Ah yes, the worm. The network. Auspex. A retainer. A blood doll. An informant. Leo had never figured out which one exactly it was. "Yeah," he said instead, and the plastic squeaked in his hands.
"Oh. I see." There it was, that nearly flawless Chicagoan accent that could fool the most of native in the city, save for its harsh h's and ch's, but it also sounded almost weak, pathetic and needy; Leo wondered if he'd always sounded this way, or if it was his lack of humanity twisting into something it wasn't. But it'd been enough; for a brief second, hope fluttered in that dead heart of his all the same. And then he squashed it, and the vice around his heart grew thorns.
"Perqué?" There was the vaguest hint of restraint in his voice. A lone wet curl fell in front of his eyes, and he shook his head. More curls cascaded, and Leo finally ran a hand through his hair.
"Me mancas. And t'aimi." All Leo heard was needy. Whiny. Pathetic. But no matter how much he wished he didn't, a small part of him ate it up, and hope helplessly fluttered its wings.
"Yeah." His voice was thick there, swimming with feelings he once thought lost. It was exactly what he'd needed to hear years ago, before he'd been unceremoniously exiled to fucking-nowhere, France, but it also was too much, too late. "Jos-" But he was interrupted again, and he rolled his eyes at the Margaret Keane copy on the wall. Alright, if this was how Jos wanted to play it [...] well, the kindest thing was probably to let him finish, but Leo wasn't sure if he owed him that much. "That's not good enough, Jos."
"Three centuries." Leo could hear the fury in his own voice, and swallowed it down, down and down as the other man finally fell silent. "You said I was your sanity, and I stayed for three centuries.

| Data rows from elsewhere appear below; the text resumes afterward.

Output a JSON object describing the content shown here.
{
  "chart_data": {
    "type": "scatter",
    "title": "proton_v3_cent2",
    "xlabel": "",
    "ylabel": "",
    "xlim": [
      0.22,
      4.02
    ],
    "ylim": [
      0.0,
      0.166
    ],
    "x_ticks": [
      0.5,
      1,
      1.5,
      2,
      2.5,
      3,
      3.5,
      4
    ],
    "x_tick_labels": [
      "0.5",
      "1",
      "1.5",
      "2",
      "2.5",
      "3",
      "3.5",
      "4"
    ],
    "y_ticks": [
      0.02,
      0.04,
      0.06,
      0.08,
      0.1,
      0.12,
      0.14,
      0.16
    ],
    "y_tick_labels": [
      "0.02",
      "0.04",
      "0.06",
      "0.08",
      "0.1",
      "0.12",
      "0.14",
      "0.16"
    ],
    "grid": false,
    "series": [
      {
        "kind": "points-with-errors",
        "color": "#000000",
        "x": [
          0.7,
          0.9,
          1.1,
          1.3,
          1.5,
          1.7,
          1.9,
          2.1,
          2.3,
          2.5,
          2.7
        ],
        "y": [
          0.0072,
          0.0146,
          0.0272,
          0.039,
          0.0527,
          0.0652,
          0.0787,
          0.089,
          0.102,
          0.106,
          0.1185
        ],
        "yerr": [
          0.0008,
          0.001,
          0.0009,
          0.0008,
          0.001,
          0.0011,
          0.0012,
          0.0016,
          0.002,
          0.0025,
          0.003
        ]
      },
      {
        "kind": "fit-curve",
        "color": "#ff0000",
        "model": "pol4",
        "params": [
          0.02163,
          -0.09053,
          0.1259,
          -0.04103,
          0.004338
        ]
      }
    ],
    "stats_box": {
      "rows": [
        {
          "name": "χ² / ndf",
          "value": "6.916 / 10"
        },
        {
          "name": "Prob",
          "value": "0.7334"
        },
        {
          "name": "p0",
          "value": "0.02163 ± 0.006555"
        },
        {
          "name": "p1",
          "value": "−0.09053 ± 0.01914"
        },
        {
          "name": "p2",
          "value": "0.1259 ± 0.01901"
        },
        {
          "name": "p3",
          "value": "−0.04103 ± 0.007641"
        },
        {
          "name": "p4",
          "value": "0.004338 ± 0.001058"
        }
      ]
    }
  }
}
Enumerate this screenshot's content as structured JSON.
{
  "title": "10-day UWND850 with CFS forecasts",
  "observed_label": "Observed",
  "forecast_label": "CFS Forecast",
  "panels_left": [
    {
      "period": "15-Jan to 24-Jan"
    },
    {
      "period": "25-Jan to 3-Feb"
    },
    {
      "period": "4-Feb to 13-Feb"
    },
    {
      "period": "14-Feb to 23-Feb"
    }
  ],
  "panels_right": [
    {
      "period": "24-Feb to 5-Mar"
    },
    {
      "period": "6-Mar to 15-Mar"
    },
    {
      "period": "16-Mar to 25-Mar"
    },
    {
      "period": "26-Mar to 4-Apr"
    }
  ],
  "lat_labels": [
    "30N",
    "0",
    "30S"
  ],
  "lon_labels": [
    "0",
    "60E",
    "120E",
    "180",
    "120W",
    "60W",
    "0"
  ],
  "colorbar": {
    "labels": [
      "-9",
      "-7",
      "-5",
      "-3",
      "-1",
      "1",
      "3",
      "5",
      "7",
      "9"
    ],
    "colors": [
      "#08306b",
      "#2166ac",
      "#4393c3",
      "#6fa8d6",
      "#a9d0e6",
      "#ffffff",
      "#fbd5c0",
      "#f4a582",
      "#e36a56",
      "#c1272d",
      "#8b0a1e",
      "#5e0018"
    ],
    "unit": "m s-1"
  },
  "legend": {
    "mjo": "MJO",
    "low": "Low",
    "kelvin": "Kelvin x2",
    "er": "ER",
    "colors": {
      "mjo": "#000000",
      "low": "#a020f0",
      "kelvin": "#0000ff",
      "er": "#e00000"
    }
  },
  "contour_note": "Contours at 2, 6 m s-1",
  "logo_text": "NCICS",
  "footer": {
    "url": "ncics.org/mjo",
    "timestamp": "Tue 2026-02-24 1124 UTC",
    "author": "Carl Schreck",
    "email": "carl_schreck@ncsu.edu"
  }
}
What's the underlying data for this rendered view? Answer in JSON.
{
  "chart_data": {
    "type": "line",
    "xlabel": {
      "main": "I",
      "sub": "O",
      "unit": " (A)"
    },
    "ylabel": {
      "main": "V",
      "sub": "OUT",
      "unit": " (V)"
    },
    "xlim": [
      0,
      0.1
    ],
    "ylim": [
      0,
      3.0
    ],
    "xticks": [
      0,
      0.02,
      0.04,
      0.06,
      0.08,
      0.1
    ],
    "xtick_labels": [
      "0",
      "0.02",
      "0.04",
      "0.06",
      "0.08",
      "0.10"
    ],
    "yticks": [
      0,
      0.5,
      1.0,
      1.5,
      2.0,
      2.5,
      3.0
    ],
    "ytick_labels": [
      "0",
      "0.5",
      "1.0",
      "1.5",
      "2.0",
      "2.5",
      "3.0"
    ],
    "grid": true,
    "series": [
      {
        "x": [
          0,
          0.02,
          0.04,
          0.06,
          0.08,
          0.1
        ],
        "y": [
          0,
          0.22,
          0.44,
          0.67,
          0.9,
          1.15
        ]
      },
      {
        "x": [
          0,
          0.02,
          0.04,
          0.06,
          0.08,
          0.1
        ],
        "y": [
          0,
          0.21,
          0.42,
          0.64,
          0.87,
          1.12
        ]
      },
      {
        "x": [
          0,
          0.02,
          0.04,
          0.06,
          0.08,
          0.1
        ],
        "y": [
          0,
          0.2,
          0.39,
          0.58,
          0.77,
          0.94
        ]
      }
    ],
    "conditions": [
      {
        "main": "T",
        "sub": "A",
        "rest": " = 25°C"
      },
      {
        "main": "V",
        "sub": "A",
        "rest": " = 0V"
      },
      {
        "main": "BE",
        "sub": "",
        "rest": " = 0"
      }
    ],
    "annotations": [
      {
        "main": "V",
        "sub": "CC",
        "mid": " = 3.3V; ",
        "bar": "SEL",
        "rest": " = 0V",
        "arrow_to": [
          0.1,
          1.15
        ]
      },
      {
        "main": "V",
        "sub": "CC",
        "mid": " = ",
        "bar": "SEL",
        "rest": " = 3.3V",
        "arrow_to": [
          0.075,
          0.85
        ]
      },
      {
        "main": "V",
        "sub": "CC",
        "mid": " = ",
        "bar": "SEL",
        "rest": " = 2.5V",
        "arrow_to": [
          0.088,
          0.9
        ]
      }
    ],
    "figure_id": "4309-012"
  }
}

But when I needed a flicker of your humanity, you threw me away after [...] what was it, five years?" Fucking gossip around this town, or fucking gossip fucking anywhere, for that matter. This was about Julian. Or more likely, this was about him starting his own life, away from Jos, who'd probably expected the distance between them to be enough for him to shrivel up and die. Oops. Sorry. He'd just completely forgotten to do that, his bad.
"So I'd personally start with a sorry, and then I'd say I hope you're happy, and I hope you're doing better. To which I'd say 'I heard you, none of your business, and fuck you. Don't call me back until you can say that, and that's really the least you could do." Leo waited to hear the faintest, vaguest 'uh uhs', heard nothing, and then the horn cracked in his hand. "After thirteen fucking years without a fucking word."
He lowered the horn - no, he actually smashed it into that shitty, wobbly table and a mess of wood, plastic, and wiring crashed to the floor.